Okay, builders, theres your blueprint, now get to work.
Okay, builders, there's your blueprint, now get to work. Wittman Estes

We’re coming up on five months since the West Seattle Bridge closed, and it’s anyone’s guess whether it will be fixed up, altered in some way, or knocked down and replaced with something else. The only thing that’s clear, and agreed upon by everyone, is that it is disgusting.

A barren concrete wasteland, reserved mostly for air-choking, street-destroying, human-killing private cars, the bridge is a traffic-sewage monster whose soul escaped from Hell (Los Angeles). Now we’re blessed with an opportunity, or an excuse, or an excuseortunity, to finally destroy the evil and replace it with something good, and gentle, and pure, and Pacific-Northwestern.
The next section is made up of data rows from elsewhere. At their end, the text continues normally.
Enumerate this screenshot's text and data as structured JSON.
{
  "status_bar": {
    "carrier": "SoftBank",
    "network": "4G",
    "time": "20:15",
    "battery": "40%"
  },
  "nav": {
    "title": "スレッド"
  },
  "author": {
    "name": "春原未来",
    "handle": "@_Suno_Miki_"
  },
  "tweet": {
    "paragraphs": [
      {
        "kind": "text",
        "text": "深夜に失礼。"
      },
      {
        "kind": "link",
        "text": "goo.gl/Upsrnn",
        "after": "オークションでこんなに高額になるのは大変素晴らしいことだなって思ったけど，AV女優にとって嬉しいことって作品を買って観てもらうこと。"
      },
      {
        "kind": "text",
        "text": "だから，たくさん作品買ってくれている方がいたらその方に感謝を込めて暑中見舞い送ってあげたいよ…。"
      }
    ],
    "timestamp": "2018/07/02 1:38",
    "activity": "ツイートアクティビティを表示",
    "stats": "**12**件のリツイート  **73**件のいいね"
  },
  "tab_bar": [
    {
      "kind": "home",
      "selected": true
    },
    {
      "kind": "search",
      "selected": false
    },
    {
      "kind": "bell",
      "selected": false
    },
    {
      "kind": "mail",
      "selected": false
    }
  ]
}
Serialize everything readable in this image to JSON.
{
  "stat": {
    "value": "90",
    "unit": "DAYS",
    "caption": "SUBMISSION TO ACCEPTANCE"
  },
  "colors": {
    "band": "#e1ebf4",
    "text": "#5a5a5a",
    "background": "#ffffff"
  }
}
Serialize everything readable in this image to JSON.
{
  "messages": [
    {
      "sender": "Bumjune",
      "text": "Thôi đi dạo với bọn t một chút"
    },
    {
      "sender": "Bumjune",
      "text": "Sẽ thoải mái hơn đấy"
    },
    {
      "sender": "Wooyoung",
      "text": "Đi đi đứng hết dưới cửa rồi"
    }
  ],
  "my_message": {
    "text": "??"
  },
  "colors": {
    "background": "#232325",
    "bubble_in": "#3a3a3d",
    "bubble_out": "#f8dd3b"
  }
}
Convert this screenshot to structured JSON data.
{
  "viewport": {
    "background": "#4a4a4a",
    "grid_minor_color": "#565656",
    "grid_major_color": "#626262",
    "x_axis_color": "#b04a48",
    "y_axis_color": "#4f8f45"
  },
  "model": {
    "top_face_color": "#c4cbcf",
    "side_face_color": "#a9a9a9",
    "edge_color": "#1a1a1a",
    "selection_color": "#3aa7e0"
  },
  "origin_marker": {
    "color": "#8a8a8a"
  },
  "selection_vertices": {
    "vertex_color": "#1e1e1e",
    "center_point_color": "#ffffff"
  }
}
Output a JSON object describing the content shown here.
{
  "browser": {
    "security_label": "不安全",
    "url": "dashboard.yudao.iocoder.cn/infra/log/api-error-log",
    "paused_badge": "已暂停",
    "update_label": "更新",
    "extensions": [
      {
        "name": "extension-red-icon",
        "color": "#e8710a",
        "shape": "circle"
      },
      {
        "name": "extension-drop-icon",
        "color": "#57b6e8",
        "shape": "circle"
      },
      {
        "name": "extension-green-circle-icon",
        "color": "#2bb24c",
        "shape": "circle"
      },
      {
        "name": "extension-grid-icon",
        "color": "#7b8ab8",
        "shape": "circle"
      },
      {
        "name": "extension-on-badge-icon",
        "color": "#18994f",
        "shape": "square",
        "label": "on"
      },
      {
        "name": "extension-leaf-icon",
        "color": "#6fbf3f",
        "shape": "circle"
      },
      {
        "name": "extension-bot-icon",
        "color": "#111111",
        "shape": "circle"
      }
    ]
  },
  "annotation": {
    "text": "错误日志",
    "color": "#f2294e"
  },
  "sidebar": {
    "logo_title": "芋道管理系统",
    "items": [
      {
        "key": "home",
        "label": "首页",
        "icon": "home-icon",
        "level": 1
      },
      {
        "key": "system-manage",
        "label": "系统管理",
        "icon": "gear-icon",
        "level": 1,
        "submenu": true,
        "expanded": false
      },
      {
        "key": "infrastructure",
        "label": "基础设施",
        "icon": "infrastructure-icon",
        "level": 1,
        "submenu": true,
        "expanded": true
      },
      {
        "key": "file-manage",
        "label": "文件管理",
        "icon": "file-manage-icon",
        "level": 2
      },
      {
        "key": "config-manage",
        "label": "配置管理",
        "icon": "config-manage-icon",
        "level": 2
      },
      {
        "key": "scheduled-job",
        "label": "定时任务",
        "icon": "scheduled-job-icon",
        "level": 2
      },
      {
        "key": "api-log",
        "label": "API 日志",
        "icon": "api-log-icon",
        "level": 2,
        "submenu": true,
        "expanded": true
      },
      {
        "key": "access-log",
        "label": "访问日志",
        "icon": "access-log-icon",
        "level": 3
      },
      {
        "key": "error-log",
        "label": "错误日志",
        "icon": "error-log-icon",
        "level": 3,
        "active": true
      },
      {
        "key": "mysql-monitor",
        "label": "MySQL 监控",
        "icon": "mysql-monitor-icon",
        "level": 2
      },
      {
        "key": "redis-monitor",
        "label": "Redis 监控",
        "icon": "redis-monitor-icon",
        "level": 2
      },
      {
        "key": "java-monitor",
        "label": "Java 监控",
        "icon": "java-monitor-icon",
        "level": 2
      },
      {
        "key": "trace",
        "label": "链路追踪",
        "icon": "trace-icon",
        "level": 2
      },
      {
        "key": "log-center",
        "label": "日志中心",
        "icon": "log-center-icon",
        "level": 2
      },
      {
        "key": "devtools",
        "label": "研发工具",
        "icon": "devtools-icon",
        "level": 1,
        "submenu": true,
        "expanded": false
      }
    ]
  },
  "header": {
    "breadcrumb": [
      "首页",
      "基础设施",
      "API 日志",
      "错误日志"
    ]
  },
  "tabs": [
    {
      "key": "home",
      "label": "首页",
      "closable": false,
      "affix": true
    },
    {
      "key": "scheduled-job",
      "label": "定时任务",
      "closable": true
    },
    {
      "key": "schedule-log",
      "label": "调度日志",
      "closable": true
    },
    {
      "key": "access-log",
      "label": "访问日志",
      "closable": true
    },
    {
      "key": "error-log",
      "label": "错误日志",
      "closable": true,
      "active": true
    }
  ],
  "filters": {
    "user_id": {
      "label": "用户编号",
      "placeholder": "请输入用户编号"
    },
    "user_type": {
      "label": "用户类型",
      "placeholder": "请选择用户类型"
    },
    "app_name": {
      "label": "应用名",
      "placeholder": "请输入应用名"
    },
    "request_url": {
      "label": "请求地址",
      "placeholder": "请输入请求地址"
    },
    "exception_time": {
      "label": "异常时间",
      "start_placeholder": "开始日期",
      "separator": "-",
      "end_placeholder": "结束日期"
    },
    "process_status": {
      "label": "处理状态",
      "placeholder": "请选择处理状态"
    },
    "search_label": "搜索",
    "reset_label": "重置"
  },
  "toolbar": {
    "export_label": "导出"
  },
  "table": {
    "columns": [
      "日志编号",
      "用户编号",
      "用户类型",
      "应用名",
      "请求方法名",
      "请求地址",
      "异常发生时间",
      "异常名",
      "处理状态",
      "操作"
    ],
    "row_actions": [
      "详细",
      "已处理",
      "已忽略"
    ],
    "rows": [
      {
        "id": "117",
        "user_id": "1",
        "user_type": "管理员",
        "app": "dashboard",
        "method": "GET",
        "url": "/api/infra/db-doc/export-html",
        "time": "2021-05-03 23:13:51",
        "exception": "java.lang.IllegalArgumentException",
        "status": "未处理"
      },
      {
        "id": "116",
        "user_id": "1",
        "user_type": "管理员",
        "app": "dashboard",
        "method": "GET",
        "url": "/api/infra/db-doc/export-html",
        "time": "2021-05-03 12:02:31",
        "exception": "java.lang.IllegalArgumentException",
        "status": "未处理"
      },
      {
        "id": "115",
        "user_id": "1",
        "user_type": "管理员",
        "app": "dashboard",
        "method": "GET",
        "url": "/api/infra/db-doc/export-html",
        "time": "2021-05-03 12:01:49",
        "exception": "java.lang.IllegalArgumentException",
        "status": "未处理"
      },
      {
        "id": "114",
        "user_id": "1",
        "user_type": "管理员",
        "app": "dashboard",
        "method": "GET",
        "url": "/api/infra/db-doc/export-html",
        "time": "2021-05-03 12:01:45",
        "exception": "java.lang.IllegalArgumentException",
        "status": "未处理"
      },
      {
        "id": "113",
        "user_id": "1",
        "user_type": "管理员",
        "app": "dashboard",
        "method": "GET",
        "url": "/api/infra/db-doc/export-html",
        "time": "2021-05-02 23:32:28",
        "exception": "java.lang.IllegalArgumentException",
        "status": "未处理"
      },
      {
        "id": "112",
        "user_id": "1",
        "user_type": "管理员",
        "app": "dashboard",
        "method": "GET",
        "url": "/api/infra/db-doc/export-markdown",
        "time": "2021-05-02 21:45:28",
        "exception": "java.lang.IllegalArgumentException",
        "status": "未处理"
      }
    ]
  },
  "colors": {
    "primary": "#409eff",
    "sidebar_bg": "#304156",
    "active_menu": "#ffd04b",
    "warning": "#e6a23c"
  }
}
Which brings me to the art project that’s being proposed to take the bridge’s place.

It’s called “Duwamish Crossing,” and it’s the work of local architecture firm Wittman Estes, which designs buildings for people who like to be surrounded by nature while also being extremely wealthy. I have to admit, I find their work quite gorgeous — they design homes and occasionally apartment buildings with nice crisp geometric lines intersected by organic living shapes formed from carefully-selected plant life. I would certainly enjoy spending time in any of their buildings, almost as much as I would enjoy being extremely wealthy.

The company’s latest project is an entry into the Seattle Design Festival, and it’s an attempt to re-imagine the way in which we cross the river between West Seattle and Actual Seattle. Their Duwamish Crossing concept involves bulldozing the existing bridge, which scientists agree is hideous, and replacing it with three lovely crossings: An “Urban Air Filter” that connects the green areas on either side; an “Oxbow Crossing” that connects historically significant sites; and a “Georgetown Crossing” that has the least amount of descriptive text right now but we can probably assume is for the bulk of the annoying car traffic.

If you want any further specifics, you’ll have to read between the lines of the accompanying philosophical musings: “How can we currently connect with the river and surrounding nature and what are the opportunities to extend those connections, environmentally and responsibly?” Yes, good question. That’s the sort of thing that a designer or architect might try to, you know, attempt to answer?

And as cynical as I am about this endeavor, and indeed virtually everything I encounter in my life, I have to say I don’t hate what they’re cooking up here. Their hearts are clearly in the right place, noting that the old bridge was hostile to most modes of transit and was disrespectful to the Duwamish, and that everyone ought to be able to cross the river easily.

I am also deeply charmed by the descriptive document that they made available, which I have to assume was not supposed to contain the revision-notes that somebody at the company made in Word. (“I deleted Plan,” some unidentified Wittman-Estes employee commented on the doc. “The question is, is it a vision or a plan. Right now it is a vision. A vision plan is what you use to get eyeglasses.”)

Ultimately, that note gets to the heart of why this proposal seems not-quite-ready for prime time. I think it’s generous even to call it a vision! The main illustration they have of whatever they’re picturing is a crayon-style scrawl that could maybe be interpreted as a 200-foot-long pedestrian bridge over the river, or alternately as a series of croquet hoops placed over a puddle of soda.

I’m all for conquering the old monstrosity (and as I type those words, I realize that the bridge is, in fact, younger than I am) and replacing it with something green and lovely. Make it something that people actually like to cross, and that is a place where the Duwamish can exercise their treaty rights, and that provides better options than forcing everyone in West Seattle to rely on a car. Yes. Good. That.

Wittman Estes does very attractive work, and I’m a fan. They’ve made some vaguely pleasant suggestions. Now what?